Moose Lake Star Gazette - Serving Carlton and Pine Counties Since 1895

By Wick Fischer
Moose Lake Star-Gazette 

Rich man blues

Wick's World

 


“I woke up this morning, both my cars were gone.

I stumbled past my swimming pool, threw my drink across the lawn.

I got the blues. I got those rich man blues.”

I first heard this catchy little tune on Duluth’s KUMD radio station. I really don’t know if the song was called “Rich Man Blues.” I have no idea who wrote and/or performed the song, or if I even have the words to the chorus correct. What I do remember is that my buddy and I sang this version sometime in the mid-70s while we were building my log cabin in the northern woods of Minnesota. We adopted “Rich Man Blues” as our mantra because it spoke of everything we were not. We also loved to sing the Lamont Cranston version of “Ain’t Nobody Here but Us Chickens”, most likely due to our self-imposed isolation.

Back then, I was neither rich nor wanted to be. Following my discharge from the U.S. Army, I went to live in New York City, the most populated city in America. Before a year was up, I left the country once again and traveled throughout Europe and the Mid-East. I added a couple more years of college to my resume before I made my move to one of the least populated areas in the country: rural Aitkin County, Minnesota.

I guess I was seeking some peace and quiet when my wife and I had made the decision to live off the grid. Pink Floyd sang about becoming “just another brick in the wall.” My stint in the Army Airborne Infantry required discipline and following a rigid set of rules. In hindsight, I realized the rigid training I endured to become a ‘strack trooper’ was the catalyst that made me want to tune in, turn on and drop out of the established order. I never again would I have allowance for a boss man. Yeah, right. How’d that work out, Wick?

By 1975, the last remnants of the 60s were dying a slow death. Free love, make peace, not war and most of the signs of antidisestablishmentarianism that caused Scandinavian Lutheran school girls to ‘go bad’ no longer ruled the day. Note: I finally used what was once called the longest word in Webster’s dictionary!

So that is how I found myself deep in the woods of Northern Minnesota singing the “The Rich Man Blues.” This is not to be confused with C. W. Stoneking’s version of “Rich Man Blues” written and released in 2015. My buddy and I would greet each log-carving day singing our 1975 song about the guy we never wanted to be. I most certainly had found I was at the ideal place for avoiding wealth. There was very little money to be made living off the grid with no electricity or telephone service. Today I can live anywhere and run as many businesses as I want; doing it all from my hand-held smart phone.

Following the log cabin days, I eventually became just another brick in the wall. I also discovered somewhere along the way that a wealthy life style is not necessarily a bad situation to find one’s self in. I believe the song “Rich Man Blues” was simply explaining that everyone can get the blues, no matter the state of their wealth.

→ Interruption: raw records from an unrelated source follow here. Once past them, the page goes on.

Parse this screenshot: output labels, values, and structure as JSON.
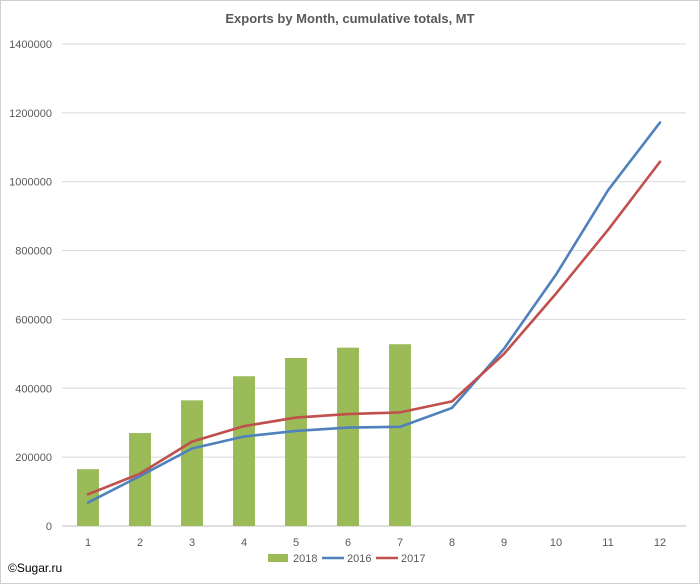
{
  "chart_data": {
    "type": "bar+line",
    "title": "Exports by Month, cumulative totals, MT",
    "xlabel": "",
    "ylabel": "",
    "categories": [
      "1",
      "2",
      "3",
      "4",
      "5",
      "6",
      "7",
      "8",
      "9",
      "10",
      "11",
      "12"
    ],
    "ylim": [
      0,
      1400000
    ],
    "yticks": [
      "0",
      "200000",
      "400000",
      "600000",
      "800000",
      "1000000",
      "1200000",
      "1400000"
    ],
    "grid": true,
    "legend_position": "bottom",
    "series": [
      {
        "name": "2018",
        "kind": "bar",
        "color": "#9BBB59",
        "values": [
          165000,
          270000,
          365000,
          435000,
          488000,
          518000,
          528000,
          null,
          null,
          null,
          null,
          null
        ]
      },
      {
        "name": "2016",
        "kind": "line",
        "color": "#4F81BD",
        "values": [
          68000,
          145000,
          225000,
          260000,
          276000,
          286000,
          288000,
          343000,
          515000,
          730000,
          975000,
          1172000
        ]
      },
      {
        "name": "2017",
        "kind": "line",
        "color": "#C0504D",
        "values": [
          92000,
          152000,
          245000,
          290000,
          315000,
          325000,
          330000,
          362000,
          500000,
          675000,
          860000,
          1058000
        ]
      }
    ]
  },
  "credit": "©Sugar.ru"
}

My wife and I (mostly her) have made several wise financial choices while travelling down the road of life. I was the guy following my retirement day as one who didn’t know how to start a computer. Soon, however, I was on the road to becoming a tech-savvy business man.

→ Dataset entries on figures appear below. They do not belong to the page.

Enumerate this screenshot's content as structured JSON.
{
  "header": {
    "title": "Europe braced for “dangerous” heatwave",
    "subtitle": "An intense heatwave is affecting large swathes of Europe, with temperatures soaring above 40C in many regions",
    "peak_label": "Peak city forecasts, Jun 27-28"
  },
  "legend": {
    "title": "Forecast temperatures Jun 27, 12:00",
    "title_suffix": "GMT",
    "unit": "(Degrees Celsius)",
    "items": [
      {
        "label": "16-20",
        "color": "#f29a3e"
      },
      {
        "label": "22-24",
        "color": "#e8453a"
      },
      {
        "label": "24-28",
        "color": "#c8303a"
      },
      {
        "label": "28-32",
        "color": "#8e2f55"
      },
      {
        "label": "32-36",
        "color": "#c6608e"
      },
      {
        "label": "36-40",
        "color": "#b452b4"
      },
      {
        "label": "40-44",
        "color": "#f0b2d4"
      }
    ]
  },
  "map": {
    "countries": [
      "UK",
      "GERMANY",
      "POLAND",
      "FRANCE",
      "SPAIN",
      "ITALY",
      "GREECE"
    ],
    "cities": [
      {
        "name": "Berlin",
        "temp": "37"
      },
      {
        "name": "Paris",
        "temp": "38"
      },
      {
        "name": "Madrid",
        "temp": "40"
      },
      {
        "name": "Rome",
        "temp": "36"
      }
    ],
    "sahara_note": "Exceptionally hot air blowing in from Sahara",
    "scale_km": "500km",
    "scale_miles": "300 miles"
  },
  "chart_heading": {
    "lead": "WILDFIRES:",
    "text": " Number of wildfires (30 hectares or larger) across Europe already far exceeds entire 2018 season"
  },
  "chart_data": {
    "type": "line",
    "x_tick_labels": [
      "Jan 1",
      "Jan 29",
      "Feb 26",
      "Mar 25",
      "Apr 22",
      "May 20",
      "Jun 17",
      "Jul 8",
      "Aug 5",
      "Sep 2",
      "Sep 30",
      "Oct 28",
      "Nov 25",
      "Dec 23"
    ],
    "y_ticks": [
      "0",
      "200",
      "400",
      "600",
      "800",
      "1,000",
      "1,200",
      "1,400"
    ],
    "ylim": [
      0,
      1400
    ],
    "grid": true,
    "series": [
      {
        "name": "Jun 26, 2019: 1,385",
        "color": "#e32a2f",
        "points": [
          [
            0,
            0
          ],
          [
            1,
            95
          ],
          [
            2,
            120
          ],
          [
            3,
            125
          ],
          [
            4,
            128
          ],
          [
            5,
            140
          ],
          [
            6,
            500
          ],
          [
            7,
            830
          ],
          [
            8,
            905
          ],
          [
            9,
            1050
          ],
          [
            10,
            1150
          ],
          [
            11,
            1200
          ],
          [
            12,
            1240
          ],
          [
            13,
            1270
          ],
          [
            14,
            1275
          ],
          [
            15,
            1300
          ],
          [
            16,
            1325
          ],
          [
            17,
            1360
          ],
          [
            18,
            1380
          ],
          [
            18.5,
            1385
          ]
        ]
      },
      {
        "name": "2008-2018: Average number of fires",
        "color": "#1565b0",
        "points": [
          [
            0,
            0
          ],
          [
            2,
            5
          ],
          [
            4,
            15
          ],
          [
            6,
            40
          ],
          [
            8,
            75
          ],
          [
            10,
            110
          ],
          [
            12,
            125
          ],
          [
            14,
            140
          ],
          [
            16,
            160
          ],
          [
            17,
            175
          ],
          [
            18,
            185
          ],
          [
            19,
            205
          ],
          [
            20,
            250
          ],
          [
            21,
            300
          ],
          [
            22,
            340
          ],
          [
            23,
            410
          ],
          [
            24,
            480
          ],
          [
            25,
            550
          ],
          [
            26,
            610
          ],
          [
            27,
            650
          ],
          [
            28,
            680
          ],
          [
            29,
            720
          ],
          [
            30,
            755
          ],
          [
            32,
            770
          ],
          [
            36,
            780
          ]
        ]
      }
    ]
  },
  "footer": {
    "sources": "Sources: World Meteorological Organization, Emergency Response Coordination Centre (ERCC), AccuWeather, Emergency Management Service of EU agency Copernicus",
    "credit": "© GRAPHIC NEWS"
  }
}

As I get older, I find myself having fun making money by having money. The key is to make the right investments. I have found that the greater the risk, the larger the bounty. I have always been a risk-taker. That’s why I loved jumping out of airplanes even if one was equipped with perfectly adequate landing gear. That’s why I loved rappelling down waterfalls even though there was a perfectly good set of stairs that led to the bottom. And that’s why I love making a bit of money, coin by coin. Wealth isn’t so bad because the fun is in the journey getting there: bit by bit.